If the new consensus document on radial-artery access for percutaneous coronary interventions, issued jointly by two major European cardiology societies on Jan. 28, seemed subtle in its promotion of the radial approach, several members of the consensus panel left no doubt in their comments.
"In the coming years we can expect the radial approach to be the preferred access route for PCI," said Dr. Jean Fajadet, a coauthor of the consensus document and president of the European Association of Percutaneous Cardiovascular Intervention, one of the sponsoring organizations.
Radial-artery access for PCI "offers multiple advantages: early ambulation, improved comfort, reduced bleeding risk, shorter hospital stay, and reduced cost," said Dr. Fajadet, codirector of the interventional cardiology unit at the Pasteur Clinic in Toulouse, France, in a written statement from the European Society of Cardiology, the second group that sponsored the consensus document.
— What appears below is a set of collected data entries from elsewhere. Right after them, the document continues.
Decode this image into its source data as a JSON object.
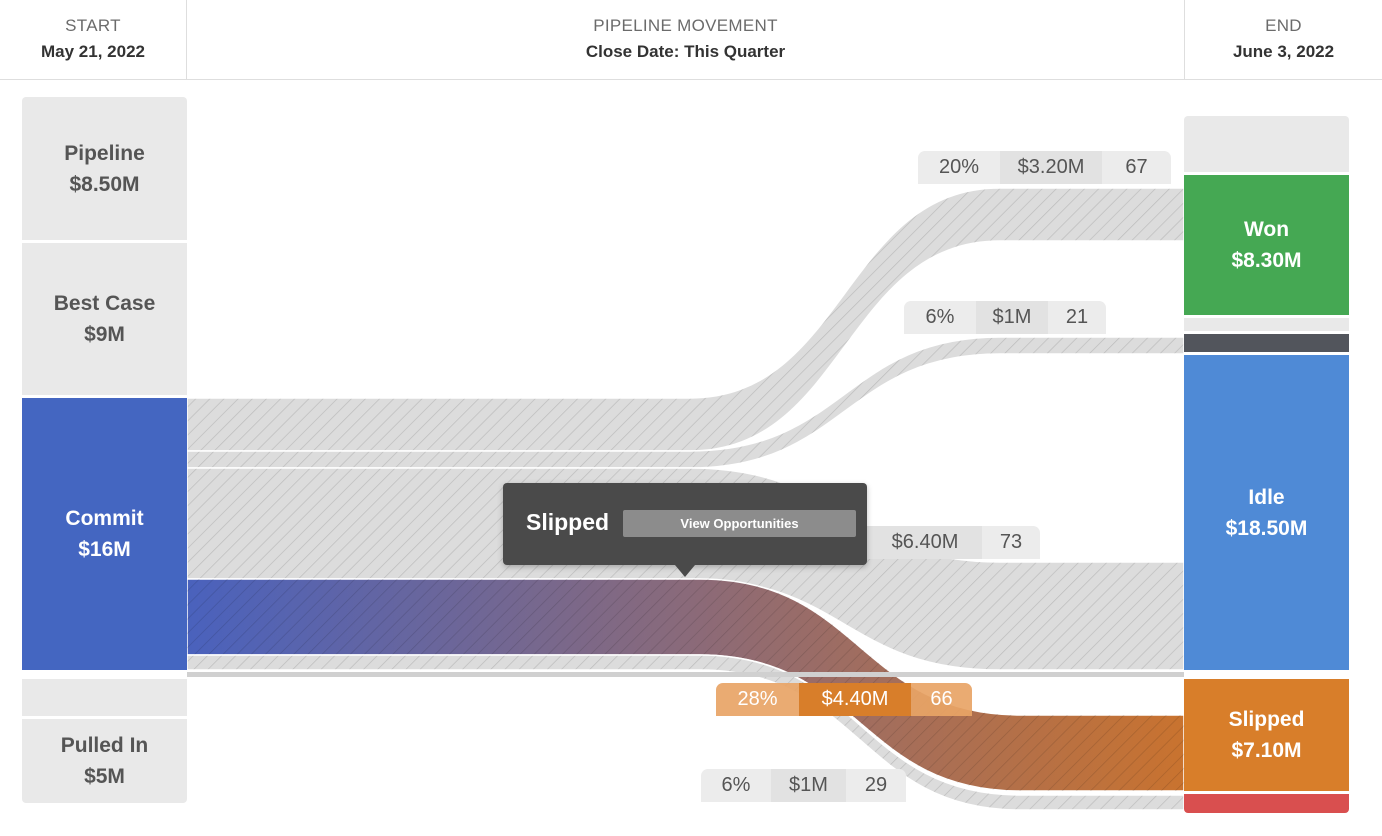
{
  "header": {
    "start": {
      "label": "START",
      "date": "May 21, 2022"
    },
    "middle": {
      "label": "PIPELINE MOVEMENT",
      "subtitle": "Close Date: This Quarter"
    },
    "end": {
      "label": "END",
      "date": "June 3, 2022"
    }
  },
  "start_nodes": [
    {
      "name": "Pipeline",
      "value": "$8.50M"
    },
    {
      "name": "Best Case",
      "value": "$9M"
    },
    {
      "name": "Commit",
      "value": "$16M",
      "color": "#4466c1"
    },
    {
      "name": "Pulled In",
      "value": "$5M"
    }
  ],
  "end_nodes": [
    {
      "name": "Won",
      "value": "$8.30M",
      "color": "#45a853"
    },
    {
      "name": "Idle",
      "value": "$18.50M",
      "color": "#4f8ad6"
    },
    {
      "name": "Slipped",
      "value": "$7.10M",
      "color": "#d87e2a"
    }
  ],
  "flow_labels": [
    {
      "pct": "20%",
      "amount": "$3.20M",
      "count": "67"
    },
    {
      "pct": "6%",
      "amount": "$1M",
      "count": "21"
    },
    {
      "amount": "$6.40M",
      "count": "73"
    },
    {
      "pct": "28%",
      "amount": "$4.40M",
      "count": "66"
    },
    {
      "pct": "6%",
      "amount": "$1M",
      "count": "29"
    }
  ],
  "tooltip": {
    "title": "Slipped",
    "button": "View Opportunities"
  },
  "colors": {
    "lost": "#52555c",
    "red": "#d94f4f",
    "hatch_fill": "#dcdcdc",
    "slipped_label": "#e8a466"
  },
  "chart_data": {
    "type": "sankey",
    "nodes_start": [
      "Pipeline $8.50M",
      "Best Case $9M",
      "Commit $16M",
      "Pulled In $5M"
    ],
    "nodes_end": [
      "Won $8.30M",
      "Idle $18.50M",
      "Slipped $7.10M"
    ],
    "flows": [
      {
        "from": "Commit",
        "to": "Won",
        "pct": "20%",
        "amount": "$3.20M",
        "count": 67
      },
      {
        "from": "Commit",
        "to": "(dark segment)",
        "pct": "6%",
        "amount": "$1M",
        "count": 21
      },
      {
        "from": "Commit",
        "to": "Idle",
        "amount": "$6.40M",
        "count": 73
      },
      {
        "from": "Commit",
        "to": "Slipped",
        "pct": "28%",
        "amount": "$4.40M",
        "count": 66
      },
      {
        "from": "Commit",
        "to": "(red segment)",
        "pct": "6%",
        "amount": "$1M",
        "count": 29
      }
    ]
  }
}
"It is now clear, after the RIFLE and RIVAL trials, that radial access reduces major bleeding at the vascular access site, and as a consequence improves patient outcomes, including survival, especially in ST-elevation myocardial infarction. It is therefore essential that PCI centers use radial access as the strategy of choice in high-risk acute coronary syndrome patients," said Dr. Martial Hamon, a cardiologist at University Hospital in Caen, France, and lead author of the consensus document (EuroIntervention 2013 Jan. 28 [online publish ahead of print]).
The favorable comments by Dr. Fajadet and Dr. Hamon in support of radial-artery access contrasted with an unassertive tone in the document itself. The closest it comes to clearly endorsing radial access is when it says "a default radial approach is feasible in routine practice." The document also cites reduced access-site bleeding with a radial approach, and better outcomes, including survival, because of reduced access site–related bleeding in patients with ST-elevation myocardial infarctions.
It also includes some acknowledgement of a role for femoral-artery access, saying that "proficiency in the femoral approach is required because it may be needed as a bailout strategy or when large guiding catheters are required." The document also adds "all radial-proficient teams should aim to maintain optimal proficiency in femoral procedures as well."
The document also provides a summary of the steps needed to operate a radial-access program, technical recommendations, and advice for avoiding complications, but nowhere in the document is an outright, clearly stated vote for a radial-centric interventional practice. That part was left up to the panel members quoted by the European Society of Cardiology’s press office.
Another panel member who made his conclusion clear was Dr. Ferdinand Kiemeneij, an interventional cardiologist at the Onze Lieve Vrouwe Gasthuis in Amsterdam. "Although this technique [radial access] was introduced 20 years ago, there is still a lot going on to get everyone doing this procedure. It is taking off quite rapidly now, and I think this paper adds to the more general acceptance of the technique. It will improve patient care overall by providing more knowledge, more training, and better awareness."
Dr. Kiemeneij said that he receives royalties on catheter sales from Boston Scientific. Dr. Fajadet, Dr. Hamon, and the other members of the consensus document panel said they had no disclosures.